Não é difícil para o PMDB convencer o eleitor a votar no candidato do partido sendo que não existe consenso nem em torno de uma candidatura própria?
É difícil, mas não é impossível.
Como fazer isso?
O partido deve trabalhar firmemente para ter candidato próprio e buscar a unidade partidária primeiro.
Mesmo o ex-governador Orestes Quércia, que defende a candidatura própria, faz ataques pesados ao candidato Garotinho. Não é uma sinalização de que o acordo de um apoiar o outro, após as prévias, ainda é frágil?
Ninguém bateu mais no Quércia do que o Roberto Requião, e eles estiveram juntos durante muito tempo. Até a eleição tudo pode ser contornado.
O candidato Garotinho tem uma rejeição muito grande do eleitorado e da própria oposição ao governo Lula. Não corre risco de ficar preso a um teto?
Não sei, aí é preciso concorrer para ver. A disputa entre Garotinho e Rigotto tem sido extremamente elegante. Mas ele tem que concorrer.
O senhor é autor de um substitutivo na Câmara que impõe limites para os gastos de campanha. O Tribunal Superior Eleitoral (TSE) baixou normas para tratar do assunto há duas semanas. O que vai prevalecer, afinal?
Nós temos que ver como vai ficar essa tendência do TSE em se transformar em poder legislativo. A judicialização do processo eleitoral está se verificando de maneira tão acelerada e intensa que os partidos estão agora permanentemente dependentes de ações decididas na Justiça Eleitoral, o que não é uma coisa positiva.
Mas a Justiça não está agindo exatamente porque a Câmara demorou a tomar a iniciativa?

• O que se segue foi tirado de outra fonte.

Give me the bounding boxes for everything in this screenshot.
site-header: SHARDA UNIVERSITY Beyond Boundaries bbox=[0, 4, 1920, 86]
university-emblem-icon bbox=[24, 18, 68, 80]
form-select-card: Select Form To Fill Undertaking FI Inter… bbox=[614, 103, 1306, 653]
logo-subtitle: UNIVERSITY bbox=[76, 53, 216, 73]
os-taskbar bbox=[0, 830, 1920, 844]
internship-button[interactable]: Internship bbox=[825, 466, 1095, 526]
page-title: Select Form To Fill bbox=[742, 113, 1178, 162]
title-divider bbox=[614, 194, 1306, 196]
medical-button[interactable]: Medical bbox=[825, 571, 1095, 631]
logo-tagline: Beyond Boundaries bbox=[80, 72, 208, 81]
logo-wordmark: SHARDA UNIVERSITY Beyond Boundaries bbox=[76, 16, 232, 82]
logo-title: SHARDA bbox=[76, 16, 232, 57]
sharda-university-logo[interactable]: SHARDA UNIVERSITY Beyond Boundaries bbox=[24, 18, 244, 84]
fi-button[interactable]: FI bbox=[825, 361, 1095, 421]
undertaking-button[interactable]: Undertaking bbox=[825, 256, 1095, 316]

A Câmara está demorando demais. Não é que ela não queira mudar. Ela não tem energia para mudar. Como pode uma legislatura traumatizada como essa mudar algo? Não podemos nos abstrair do fato de que os líderes, os presidentes dos principais partidos, dois ex-presidentes da Câmara e um ex-líder do governo, todos foram denunciados por corrupção.
É uma legislatura para se esquecer?
Espero que não, que seja uma legislatura para sempre ser lembrada para que não nos esqueçamos de que política se faz com ética, não se faz achando que tudo é possível.
Ainda existe possibilidade de a Câmara concluir a votação do projeto que limita os gastos de campanha?
Espero que sim. Se tivéssemos no Brasil a prática de trabalhar o processo eleitoral com limites de gastos, não precisaríamos proibir tanto quanto se está proibindo. Cada um definiria sua estratégia, escolheria os veículos de propaganda que usaria, e os tribunais teriam muito mais facilidade, porque a disputa teria limite de gastos.